Des conditions inacceptables pour l’Europe de l’Est, qui menaçait toujours d’opposer son veto. Le texte qui sera publié le 21 avril ne contiendra donc pas la partie sur le gaz. ” La Commission a l’intention de présenter une proposition législative distincte au quatrième trimestre de 2021, concernant spécifiquement la manière dont certaines activités économiques, principalement dans le secteur de l’énergie, contribuent à la décarbonisation “, peut-on lire dans un projet de proposition de la Commission obtenu par le portail Euractiv.

Et le nucléaire ?

Le même sort sera réservé au chapitre sur l’énergie nucléaire. Le sort de l’énergie atomique aurait théoriquement décidé le CCR, le centre d’étude interne de la Commission. Qui a donné le feu vert à l’énergie nucléaire parce qu’elle ne viole pas le principe de précaution dont les traités de l’UE sont innervés. Et sur l’énergie nucléaire pointent autant les pays de l’Est (encore à l’année zéro dans le domaine) que la France (qui tire de l’atome la plus grande part de son mix électrique). Mais tout le monde à Bruxelles ne semble pas convaincu de cette voie.
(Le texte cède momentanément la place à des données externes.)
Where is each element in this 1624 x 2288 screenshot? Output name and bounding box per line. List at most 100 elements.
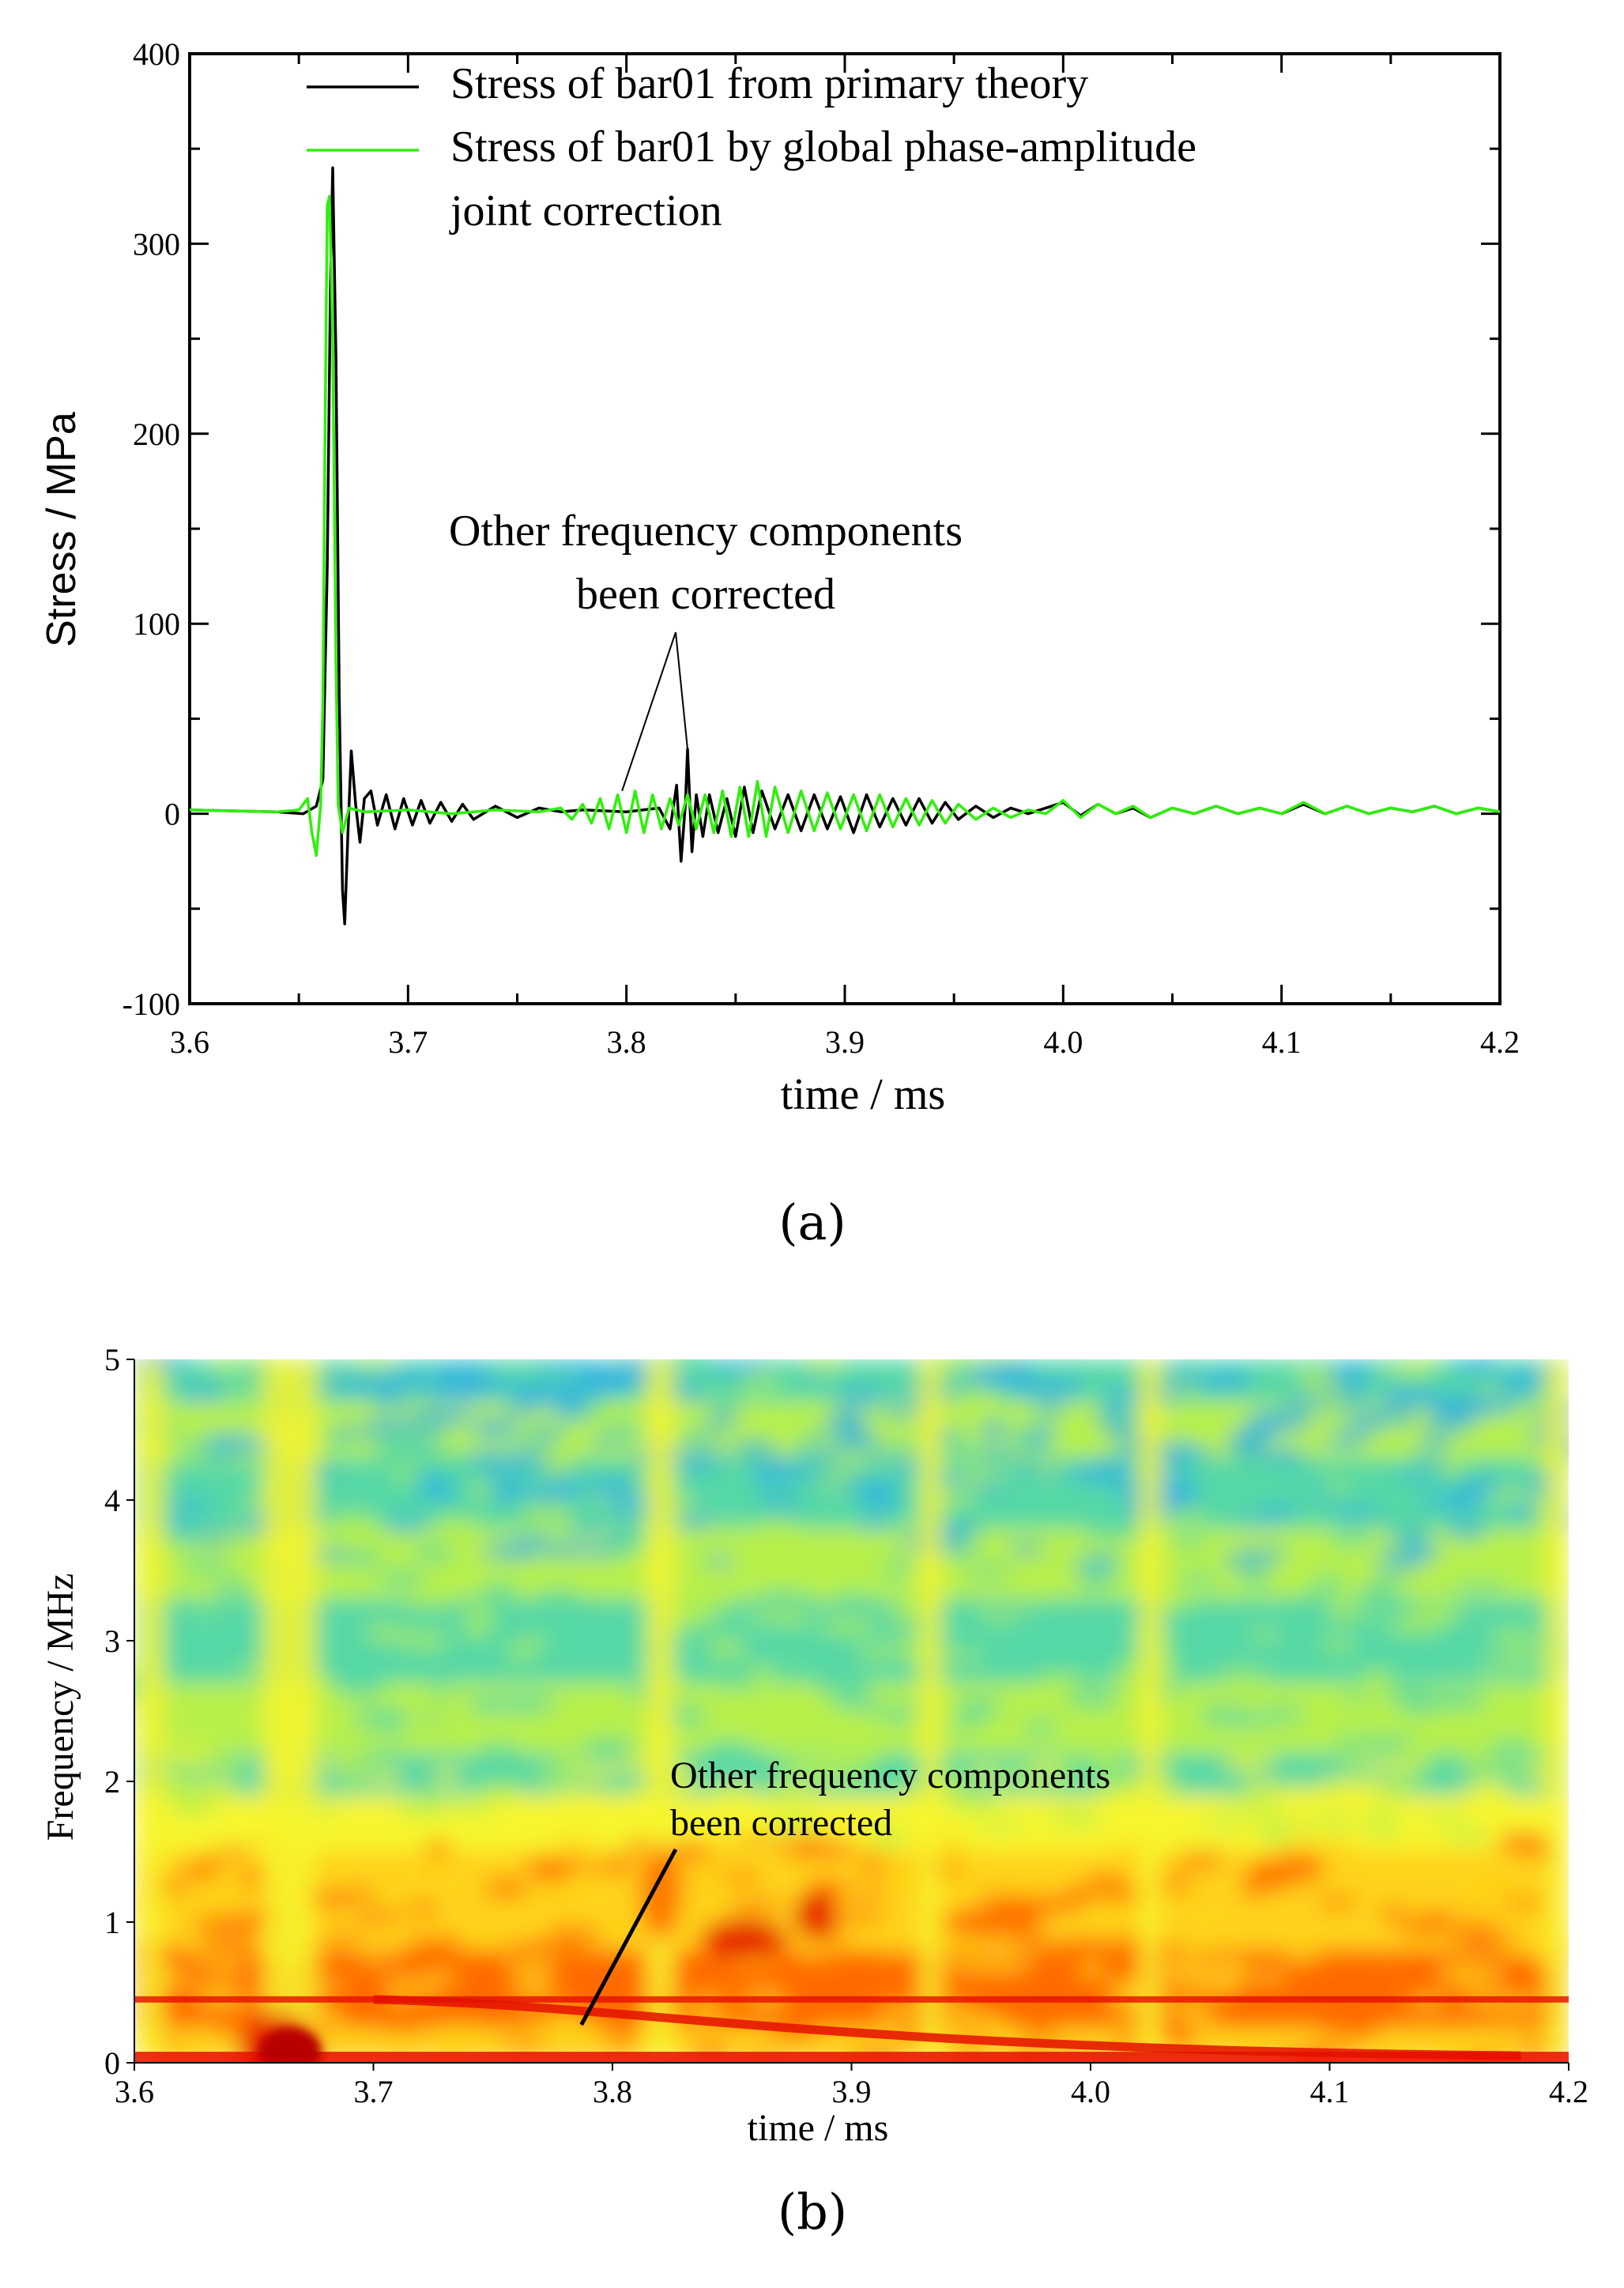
heatmap-cell: [1313, 1573, 1345, 1589]
heatmap-cell: [1167, 1510, 1204, 1525]
heatmap-cell: [1298, 1818, 1335, 1830]
heatmap-cell: [1242, 1782, 1288, 1798]
heatmap-cell-high: [438, 1412, 477, 1423]
y-tick-label-b: 3: [104, 1623, 120, 1659]
heatmap-cell: [378, 2017, 426, 2034]
heatmap-cell: [1281, 1739, 1341, 1753]
heatmap-cell: [1396, 1467, 1451, 1479]
heatmap-cell: [1355, 1884, 1387, 1895]
axis-ticks-a: [188, 52, 1502, 1005]
heatmap-cell: [1465, 1777, 1509, 1792]
heatmap-cell: [1241, 1876, 1268, 1898]
heatmap-cell: [1220, 1967, 1255, 1982]
heatmap-cell: [375, 1388, 403, 1411]
x-tick-label-b: 3.7: [354, 2074, 394, 2109]
heatmap-cell: [1283, 1479, 1332, 1491]
heatmap-cell: [1220, 1713, 1274, 1727]
heatmap-cell: [480, 1581, 517, 1600]
heatmap-cell-high: [420, 1475, 454, 1498]
heatmap-cell: [1078, 1966, 1106, 1977]
heatmap-cell: [338, 1888, 375, 1903]
heatmap-cell: [213, 2033, 243, 2055]
heatmap-cell: [838, 1695, 878, 1709]
series-group-a: [190, 166, 1500, 925]
heatmap-cell: [308, 1547, 351, 1562]
heatmap-cell: [606, 1649, 654, 1671]
legend-a: Stress of bar01 from primary theory Stre…: [307, 59, 1196, 236]
heatmap-cell: [1024, 1427, 1055, 1446]
heatmap-cell: [479, 1698, 525, 1713]
heatmap-cell-high: [1249, 1420, 1293, 1432]
heatmap-cell: [797, 1471, 837, 1481]
heatmap-cell: [1335, 1361, 1373, 1379]
heatmap-cell: [558, 1672, 596, 1683]
heatmap-cell: [1164, 1954, 1212, 1977]
heatmap-cell: [1421, 1426, 1452, 1437]
legend-label-corrected-line1: Stress of bar01 by global phase-amplitud…: [450, 123, 1196, 172]
heatmap-cell: [1173, 1658, 1219, 1674]
heatmap-cell: [597, 1854, 635, 1875]
heatmap-cell: [1014, 1934, 1059, 1948]
legend-label-primary: Stress of bar01 from primary theory: [450, 59, 1088, 108]
heatmap-cell: [1000, 1656, 1036, 1673]
heatmap-cell: [755, 1853, 804, 1867]
heatmap-cell: [603, 1422, 654, 1438]
heatmap-cell: [710, 1360, 769, 1376]
annotation-b-line2: been corrected: [670, 1802, 892, 1844]
heatmap-cell: [1233, 1516, 1284, 1527]
heatmap-hotspot: [639, 1846, 681, 1942]
heatmap-cell: [1445, 1519, 1486, 1540]
heatmap-cell: [940, 1650, 985, 1661]
heatmap-cell: [1010, 1603, 1061, 1614]
heatmap-cell: [383, 1517, 430, 1533]
heatmap-hotspot: [700, 1918, 788, 1960]
heatmap-cell: [1311, 1947, 1354, 1967]
heatmap-cell-high: [200, 1433, 262, 1450]
heatmap-cell: [590, 1917, 626, 1928]
heatmap-cell: [570, 1523, 605, 1535]
heatmap-cell: [1408, 1603, 1464, 1623]
heatmap-cell: [501, 2037, 548, 2050]
x-tick-label-b: 3.6: [115, 2074, 154, 2109]
heatmap-cell: [395, 1631, 450, 1649]
heatmap-cell: [1023, 1719, 1057, 1736]
heatmap-cell: [853, 1749, 883, 1766]
heatmap-cell: [1269, 1852, 1324, 1871]
heatmap-cell-high: [1472, 1397, 1520, 1415]
heatmap-cell: [605, 2028, 637, 2049]
heatmap-cell: [1471, 1800, 1516, 1816]
heatmap-cell: [211, 1846, 254, 1857]
heatmap-cell: [938, 1562, 966, 1577]
heatmap-cell: [1255, 1613, 1315, 1632]
legend-label-corrected-line2: joint correction: [449, 187, 722, 236]
y-tick-label-a: 200: [133, 417, 180, 452]
heatmap-cell: [1198, 1817, 1250, 1830]
heatmap-cell: [192, 1412, 241, 1433]
spectrogram-chart: 3.6 3.7 3.8 3.9 4.0 4.1 4.2 0 1 2 3 4 5 Other freque…: [40, 1342, 1588, 2241]
heatmap-cell: [934, 1598, 970, 1615]
heatmap-cell: [195, 1603, 234, 1618]
heatmap-cell: [1380, 1905, 1409, 1922]
heatmap-cell: [1054, 1936, 1107, 1955]
heatmap-cell-high: [1385, 1386, 1445, 1408]
heatmap-cell: [360, 1955, 397, 1966]
heatmap-cell: [1500, 1898, 1552, 1909]
heatmap-cell: [1302, 1362, 1332, 1373]
heatmap-cell: [937, 1773, 968, 1796]
heatmap-cell: [502, 1434, 556, 1446]
heatmap-cell: [1159, 2000, 1211, 2011]
heatmap-cell: [169, 1498, 214, 1509]
heatmap-cell: [518, 1974, 550, 1995]
tick-labels-a: 3.6 3.7 3.8 3.9 4.0 4.1 4.2 -100 0 100 200 300 400: [122, 36, 1520, 1060]
heatmap-cell: [1470, 1877, 1511, 1890]
heatmap-cell: [578, 1608, 628, 1619]
heatmap-cell: [1069, 1505, 1119, 1524]
tick-labels-b: 3.6 3.7 3.8 3.9 4.0 4.1 4.2 0 1 2 3 4 5: [104, 1342, 1588, 2109]
heatmap-ridge-decay: [373, 1995, 1521, 2060]
heatmap-cell: [602, 1535, 648, 1555]
heatmap-cell-high: [665, 1386, 707, 1403]
heatmap-cell: [671, 1511, 717, 1530]
annotation-b: Other frequency components been correcte…: [579, 1755, 1110, 2026]
heatmap-cell: [888, 1442, 925, 1457]
heatmap-cell: [1277, 1934, 1324, 1946]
Des nouvelles également sur le front de la bioénergie, qui n’est plus qualifiée d’énergie transitoire mais dont les critères spécifiques seront précisés en juin, parallèlement au processus de révision de la RED (directive sur les énergies renouvelables). Quant aux forêts, la limite de surface au-delà de laquelle elles sont incluses dans la taxonomie verte de l’UE est fixée à 25 hectares. Trop élevé, disent les critiques, car il laisse de côté 2/3 des parcelles européennes, dont la taille moyenne est de 13 hectares. Une valeur sur laquelle la proposition doit être calibrée.